Maryland court backs GEICO's $30,000 cap in wrongful death case

One clause they never opted out of shrank a $300,000 claim to $30,000

Maryland court backs GEICO's $30,000 cap in wrongful death case

Risk, Compliance & Legal

By Regielyn Santiago

Maryland's top court has capped GEICO's payout to four adult children over their father's death at $30,000, far below the policy's $300,000 limit. 

On July 13, 2026, the Supreme Court of Maryland ruled that a household exclusion in a Government Employees Insurance Company (GEICO) auto policy limited the carrier's payout on the children's wrongful death claims to $30,000, the state's financial responsibility minimum, rather than the $300,000 per-person figure on the policy. 

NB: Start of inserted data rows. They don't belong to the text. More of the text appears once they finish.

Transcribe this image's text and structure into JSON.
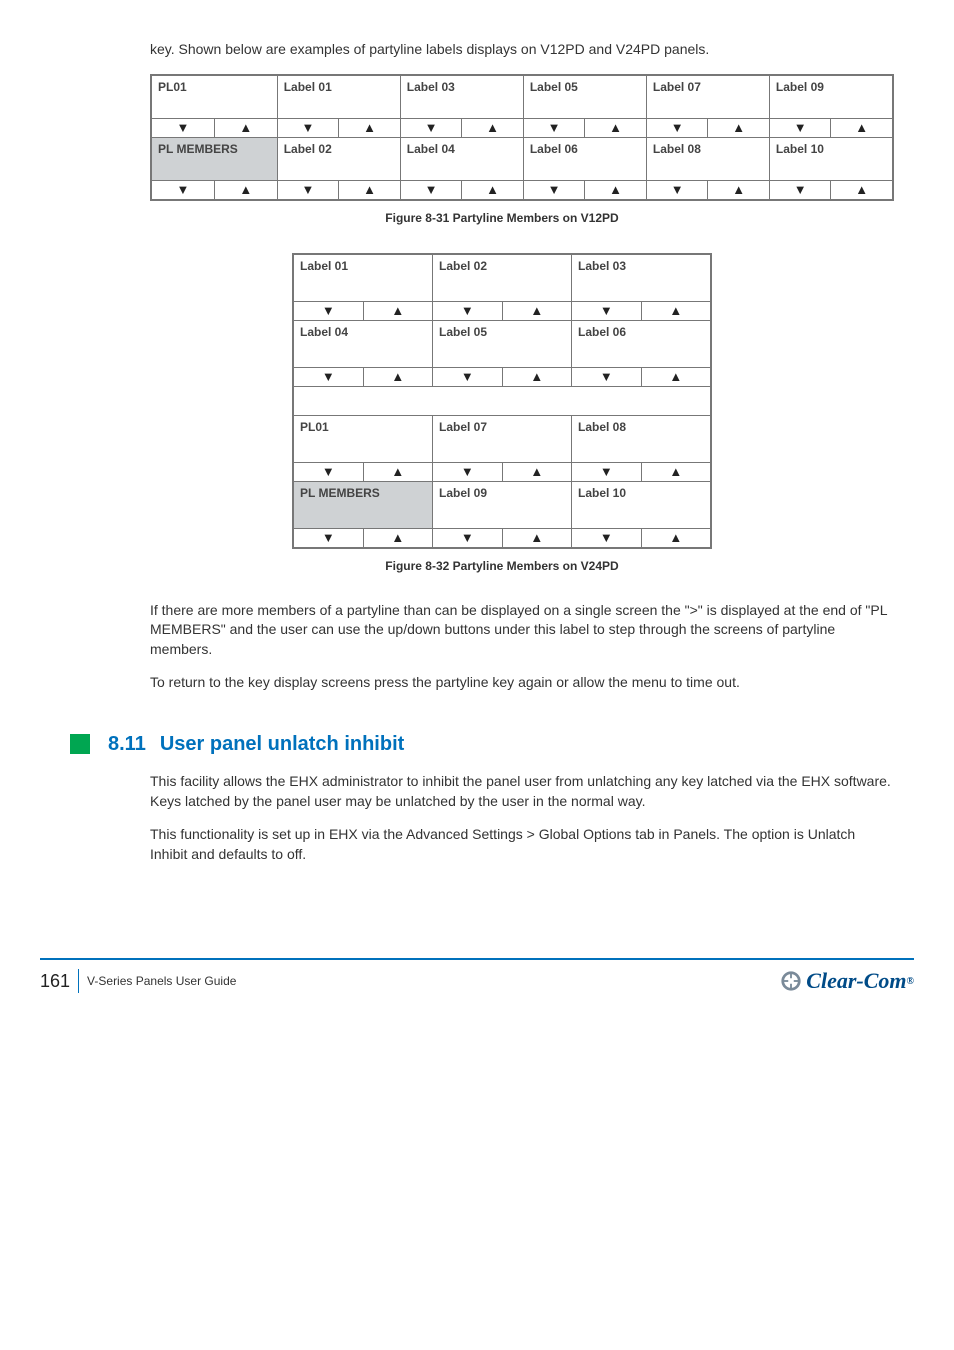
{
  "section": {
    "preface": "key. Shown below are examples of partyline labels displays on V12PD and V24PD panels."
  },
  "grid1": {
    "caption": "Figure 8-31 Partyline Members on V12PD",
    "cells": {
      "0_0": "PL01",
      "0_1": "Label 01",
      "0_2": "Label 03",
      "0_3": "Label 05",
      "0_4": "Label 07",
      "0_5": "Label 09",
      "2_0": "PL MEMBERS",
      "2_1": "Label 02",
      "2_2": "Label 04",
      "2_3": "Label 06",
      "2_4": "Label 08",
      "2_5": "Label 10"
    }
  },
  "grid2": {
    "caption": "Figure 8-32 Partyline Members on V24PD",
    "cells": {
      "0_0": "Label 01",
      "0_1": "Label 02",
      "0_2": "Label 03",
      "2_0": "Label 04",
      "2_1": "Label 05",
      "2_2": "Label 06",
      "5_0": "PL01",
      "5_1": "Label 07",
      "5_2": "Label 08",
      "7_0": "PL MEMBERS",
      "7_1": "Label 09",
      "7_2": "Label 10"
    }
  },
  "paragraphs": {
    "p1": "If there are more members of a partyline than can be displayed on a single screen the \">\" is displayed at the end of \"PL MEMBERS\" and the user can use the up/down buttons under this label to step through the screens of partyline members.",
    "p2": "To return to the key display screens press the partyline key again or allow the menu to time out."
  },
  "heading": {
    "num": "8.11",
    "title": "User panel unlatch inhibit"
  },
  "body": {
    "ui1": "This facility allows the EHX administrator to inhibit the panel user from unlatching any key latched via the EHX software. Keys latched by the panel user may be unlatched by the user in the normal way.",
    "ui2": "This functionality is set up in EHX via the Advanced Settings > Global Options tab in Panels. The option is Unlatch Inhibit and defaults to off."
  },
  "footer": {
    "page": "161",
    "docref": "V-Series Panels User Guide",
    "brand": "Clear-Com"
  }
}
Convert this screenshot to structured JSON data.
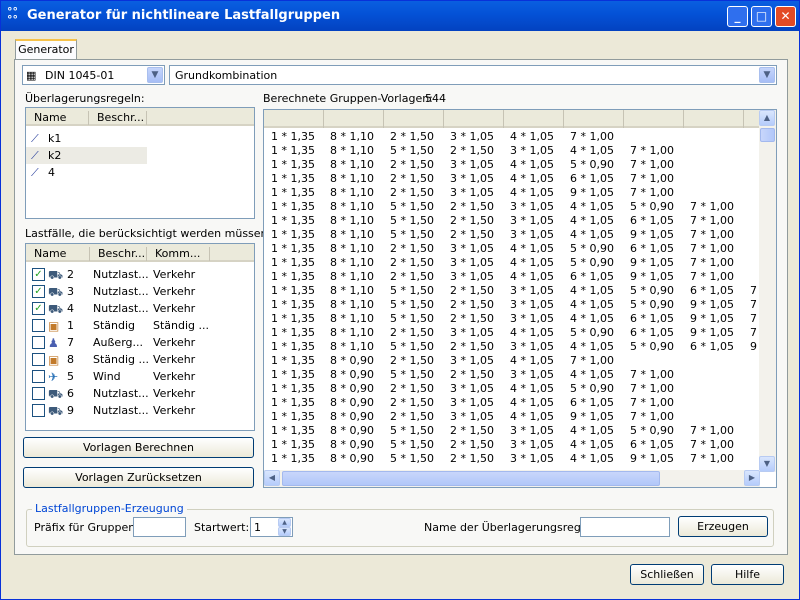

The facts are simple and painful. A married couple insured four cars with GEICO under a Maryland Family Automobile Insurance Policy. On August 19, 2021, the wife was driving with her husband beside her when, the court found, her negligent driving caused a crash that killed him. Their four adult children, none of whom lived in their parents' household, brought wrongful death claims against their mother. 

GEICO pointed to the household exclusion, which cuts off coverage for "bodily injury to any insured, or to any relative of an insured residing in his household in excess of the financial responsibility limits required by Maryland law." In April 2022, the children sued for a declaratory judgment, arguing their claims stood apart from their father's so the full $300,000 should apply. They lost in the circuit court, on appeal, and again at the state's highest court. 

The decision rests on one idea. The children argued the term "bodily injury" was ambiguous and should reach their own emotional losses. The court disagreed. It treated "bodily injury" not as a label for the damages a claimant can collect, but as the event that switches on GEICO's duty to pay. That event was the death of an insured - the father - so the exclusion attached and the cap held. 

The court explained that the same defined term does the same work across the policy, from the coverage grant to the liability limits to the exclusion. Maryland's wrongful death statute gave the children their claim and defined the losses they could seek, but those losses still flowed from a single triggering injury: their father's death. 

For claims teams, the sharpest line is about coverage the family never bought. Since 2004, Maryland carriers have had to offer optional coverage that removes the household exclusion, which the policy called Supplemental Resident Relative Liability coverage. The couple declined it. That single choice was the difference between $30,000 and $300,000. 

The high court affirmed the lower rulings, with costs charged to the children.